15👍
Django’s handling of static files continue to be slightly confusing, particularly in terms of the naming of relevant settings.
The short answer is to move your static files; instead of
/home/wayne/programming/somesite/static
put them in
/home/wayne/programming/somesite/yourapp/static
(where “yourapp” is obviously the name of your main application).
The longer answer is that I think you’ve (understandably) become confused about the various settings. STATIC_ROOT
only refers to the location where your static files should end up after running manage.py collectstatic
. You don’t need this set (as you shouldn’t really need collectstatic
) when developing locally.
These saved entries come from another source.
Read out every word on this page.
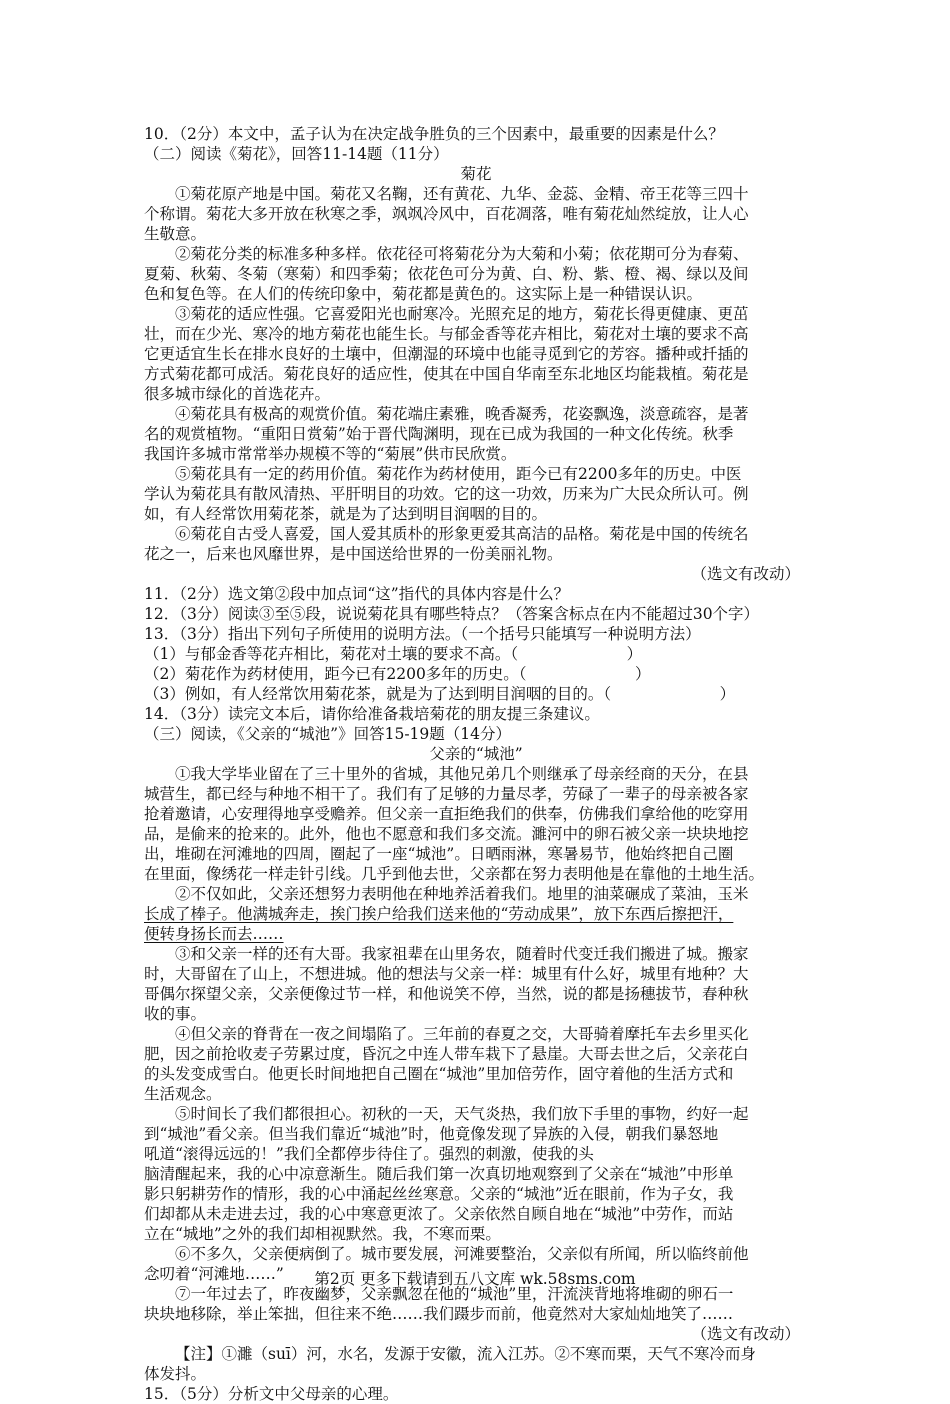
10．（2分）本文中，孟子认为在决定战争胜负的三个因素中，最重要的因素是什么？
（二）阅读《菊花》，回答11-14题（11分）
菊花
①菊花原产地是中国。菊花又名鞠，还有黄花、九华、金蕊、金精、帝王花等三四十
个称谓。菊花大多开放在秋寒之季，飒飒冷风中，百花凋落，唯有菊花灿然绽放，让人心
生敬意。
②菊花分类的标准多种多样。依花径可将菊花分为大菊和小菊；依花期可分为春菊、
夏菊、秋菊、冬菊（寒菊）和四季菊；依花色可分为黄、白、粉、紫、橙、褐、绿以及间
色和复色等。在人们的传统印象中，菊花都是黄色的。这实际上是一种错误认识。
③菊花的适应性强。它喜爱阳光也耐寒冷。光照充足的地方，菊花长得更健康、更茁
壮，而在少光、寒冷的地方菊花也能生长。与郁金香等花卉相比，菊花对土壤的要求不高
它更适宜生长在排水良好的土壤中，但潮湿的环境中也能寻觅到它的芳容。播种或扦插的
方式菊花都可成活。菊花良好的适应性，使其在中国自华南至东北地区均能栽植。菊花是
很多城市绿化的首选花卉。
④菊花具有极高的观赏价值。菊花端庄素雅，晚香凝秀，花姿飘逸，淡意疏容，是著
名的观赏植物。“重阳日赏菊”始于晋代陶渊明，现在已成为我国的一种文化传统。秋季
我国许多城市常常举办规模不等的“菊展”供市民欣赏。
⑤菊花具有一定的药用价值。菊花作为药材使用，距今已有2200多年的历史。中医
学认为菊花具有散风清热、平肝明目的功效。它的这一功效，历来为广大民众所认可。例
如，有人经常饮用菊花茶，就是为了达到明目润咽的目的。
⑥菊花自古受人喜爱，国人爱其质朴的形象更爱其高洁的品格。菊花是中国的传统名
花之一，后来也风靡世界，是中国送给世界的一份美丽礼物。
（选文有改动）
11．（2分）选文第②段中加点词“这”指代的具体内容是什么？
12．（3分）阅读③至⑤段，说说菊花具有哪些特点？（答案含标点在内不能超过30个字）
13．（3分）指出下列句子所使用的说明方法。（一个括号只能填写一种说明方法）
（1）与郁金香等花卉相比，菊花对土壤的要求不高。（　　　　　　　）
（2）菊花作为药材使用，距今已有2200多年的历史。（　　　　　　　）
（3）例如，有人经常饮用菊花茶，就是为了达到明目润咽的目的。（　　　　　　　）
14．（3分）读完文本后，请你给准备栽培菊花的朋友提三条建议。
（三）阅读，《父亲的“城池”》回答15-19题（14分）
父亲的“城池”
①我大学毕业留在了三十里外的省城，其他兄弟几个则继承了母亲经商的天分，在县
城营生，都已经与种地不相干了。我们有了足够的力量尽孝，劳碌了一辈子的母亲被各家
抢着邀请，心安理得地享受赡养。但父亲一直拒绝我们的供奉，仿佛我们拿给他的吃穿用
品，是偷来的抢来的。此外，他也不愿意和我们多交流。濉河中的卵石被父亲一块块地挖
出，堆砌在河滩地的四周，圈起了一座“城池”。日晒雨淋，寒暑易节，他始终把自己圈
在里面，像绣花一样走针引线。几乎到他去世，父亲都在努力表明他是在靠他的土地生活。
②不仅如此，父亲还想努力表明他在种地养活着我们。地里的油菜碾成了菜油，玉米
长成了棒子。他满城奔走，挨门挨户给我们送来他的“劳动成果”，放下东西后擦把汗，
便转身扬长而去……
③和父亲一样的还有大哥。我家祖辈在山里务农，随着时代变迁我们搬进了城。搬家
时，大哥留在了山上，不想进城。他的想法与父亲一样：城里有什么好，城里有地种？大
哥偶尔探望父亲，父亲便像过节一样，和他说笑不停，当然，说的都是扬穗拔节，春种秋
收的事。
④但父亲的脊背在一夜之间塌陷了。三年前的春夏之交，大哥骑着摩托车去乡里买化
肥，因之前抢收麦子劳累过度，昏沉之中连人带车栽下了悬崖。大哥去世之后，父亲花白
的头发变成雪白。他更长时间地把自己圈在“城池”里加倍劳作，固守着他的生活方式和
生活观念。
⑤时间长了我们都很担心。初秋的一天，天气炎热，我们放下手里的事物，约好一起
到“城池”看父亲。但当我们靠近“城池”时，他竟像发现了异族的入侵，朝我们暴怒地
吼道“滚得远远的！”我们全都停步待住了。强烈的刺激，使我的头
脑清醒起来，我的心中凉意渐生。随后我们第一次真切地观察到了父亲在“城池”中形单
影只躬耕劳作的情形，我的心中涌起丝丝寒意。父亲的“城池”近在眼前，作为子女，我
们却都从未走进去过，我的心中寒意更浓了。父亲依然自顾自地在“城池”中劳作，而站
立在“城地”之外的我们却相视默然。我，不寒而栗。
⑥不多久，父亲便病倒了。城市要发展，河滩要整治，父亲似有所闻，所以临终前他
念叨着“河滩地……”
⑦一年过去了，昨夜幽梦，父亲飘忽在他的“城池”里，汗流浃背地将堆砌的卵石一
块块地移除，举止笨拙，但往来不绝……我们蹑步而前，他竟然对大家灿灿地笑了……
（选文有改动）
【注】①濉（suī）河，水名，发源于安徽，流入江苏。②不寒而栗，天气不寒冷而身
体发抖。
15．（5分）分析文中父母亲的心理。
第2页 更多下载请到五八文库 wk.58sms.com
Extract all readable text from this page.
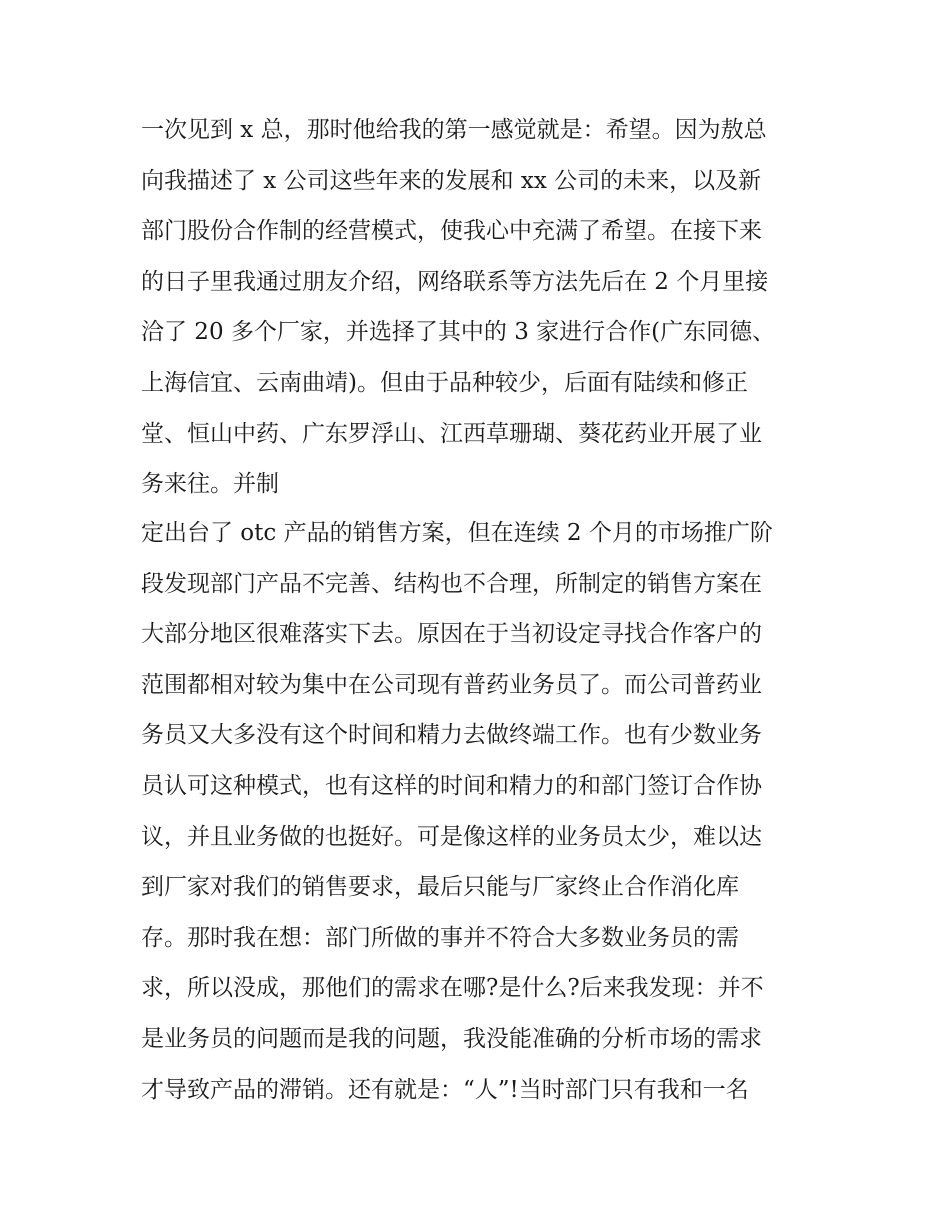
一次见到 x 总，那时他给我的第一感觉就是：希望。因为敖总
向我描述了 x 公司这些年来的发展和 xx 公司的未来，以及新
部门股份合作制的经营模式，使我心中充满了希望。在接下来
的日子里我通过朋友介绍，网络联系等方法先后在 2 个月里接
洽了 20 多个厂家，并选择了其中的 3 家进行合作(广东同德、
上海信宜、云南曲靖)。但由于品种较少，后面有陆续和修正
堂、恒山中药、广东罗浮山、江西草珊瑚、葵花药业开展了业
务来往。并制
定出台了 otc 产品的销售方案，但在连续 2 个月的市场推广阶
段发现部门产品不完善、结构也不合理，所制定的销售方案在
大部分地区很难落实下去。原因在于当初设定寻找合作客户的
范围都相对较为集中在公司现有普药业务员了。而公司普药业
务员又大多没有这个时间和精力去做终端工作。也有少数业务
员认可这种模式，也有这样的时间和精力的和部门签订合作协
议，并且业务做的也挺好。可是像这样的业务员太少，难以达
到厂家对我们的销售要求，最后只能与厂家终止合作消化库
存。那时我在想：部门所做的事并不符合大多数业务员的需
求，所以没成，那他们的需求在哪?是什么?后来我发现：并不
是业务员的问题而是我的问题，我没能准确的分析市场的需求
才导致产品的滞销。还有就是：“人”!当时部门只有我和一名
Either way, STATIC_ROOT
should always refer to an empty directory.
Your STATICFILES_DIRS
setting would almost work, except that you’ve told Django there are two paths where it should find static files
/home/wayne/programming/somesite/static/styles
/home/wayne/programming/somesite/static/admin
so when you do {% static "styles/main.css" %}
it will look for
/home/wayne/programming/somesite/static/styles/styles/main.css
/home/wayne/programming/somesite/static/admin/styles/main.css
and will obviously not find them. What might work is
STATICFILES_DIRS = ('/home/wayne/programming/somesite/static',)
but there’s no need to do that, as you can just rely on django.contrib.staticfiles.finders.AppDirectoriesFinder
(in the default STATICFILES_FINDERS) and move your static files to an app directory.
Hope this clears things up a little.